CFTC approves Dodd Frank rules on swap dealers and major swap capital requirements

In a unanimous decision, the U.S. Commodity Futures Trading Commission (CFTC) approved proposals on Dec. 2 under the Dodd Frank Act to establish swap dealer (SDs) and major swap participant (MSPs) minimum capital requirements.

The proposed rules offer options for record keeping, reporting and notification requirements for SDs and MSPs relative to their capital requirements, and allow alternative approaches dependent on existing U.S. bank regulators’ capital requirements or future commission merchant and broker-dealer net liquid asset capital requirements under the CFTC and the Securities and Exchange Commission, respectively. While SDs could also use internal models to compute their regulatory capital, those efforts would be subject to prior approval by the CFTC of the National Futures Association.
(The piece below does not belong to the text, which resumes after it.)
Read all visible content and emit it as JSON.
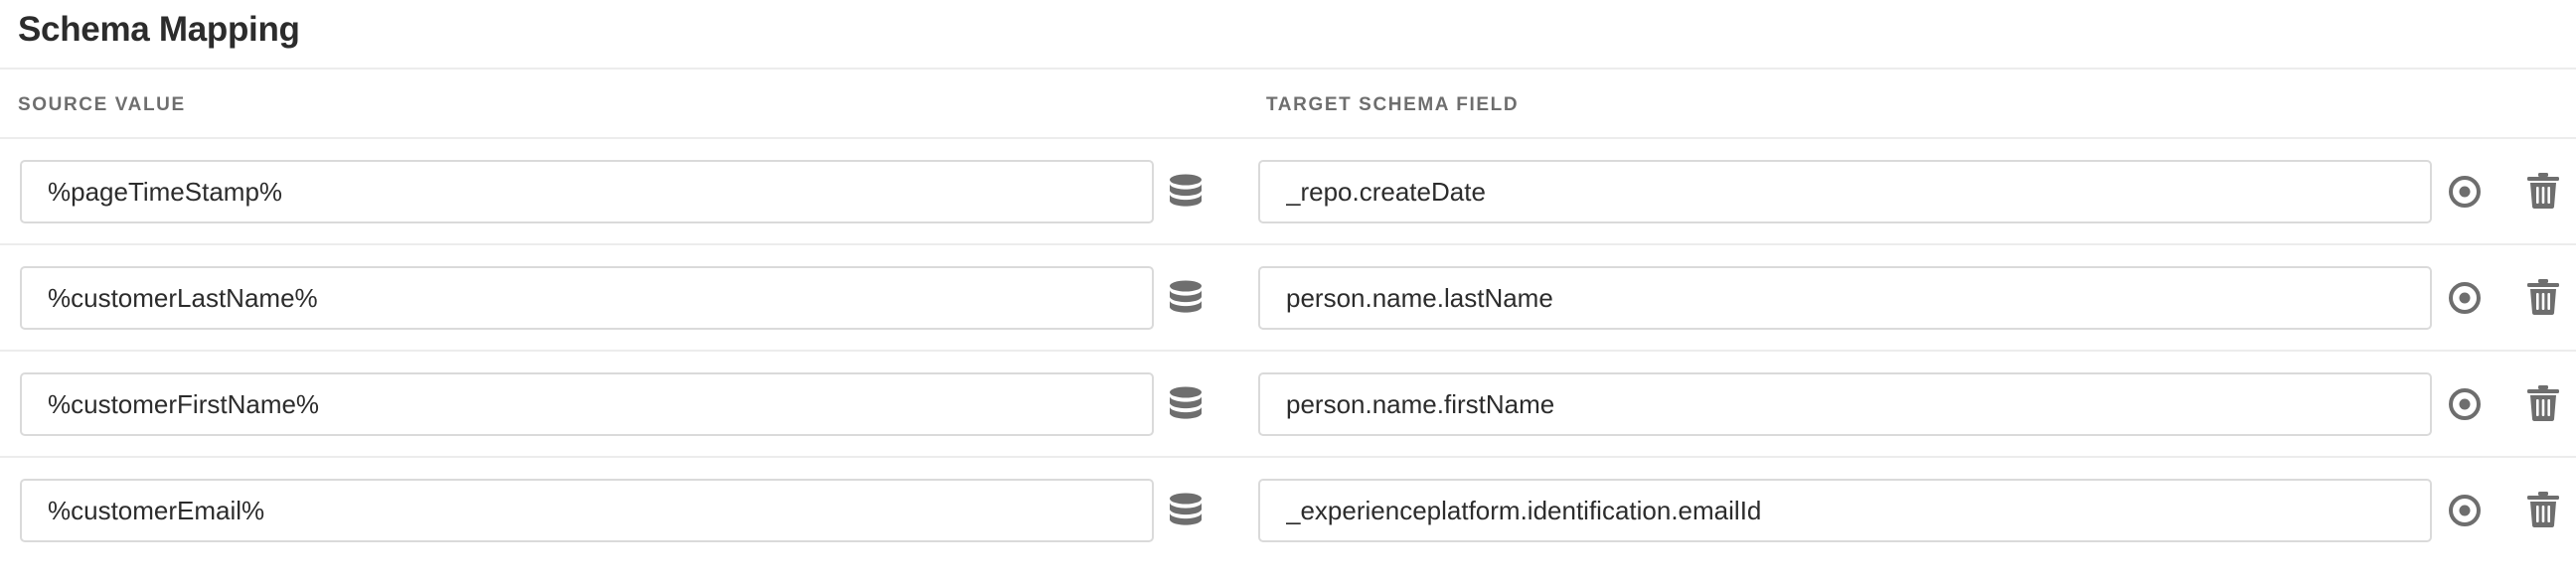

All this stems from the Dodd Frank’s mandate that minimum levels of qualifying capital for SDs and MSPs are not subject to the capital rules of a prudential regulator, such as the FDIC, the Office of the Comptroller of the Currency, the Board of Governors of the Federal Reserve System, the Farm Credit Administration, or the Federal Housing Finance Agency.

These requirements, which would also require some SDs and MSPs to satisfy defined liquidity requirements, were originally proposed in 2011. However, no further actions were taken at that time due to ongoing events. With the CFTC’s approval, though, a comment period for these proposed requirements will now open for 90 days following publication in the Federal Register.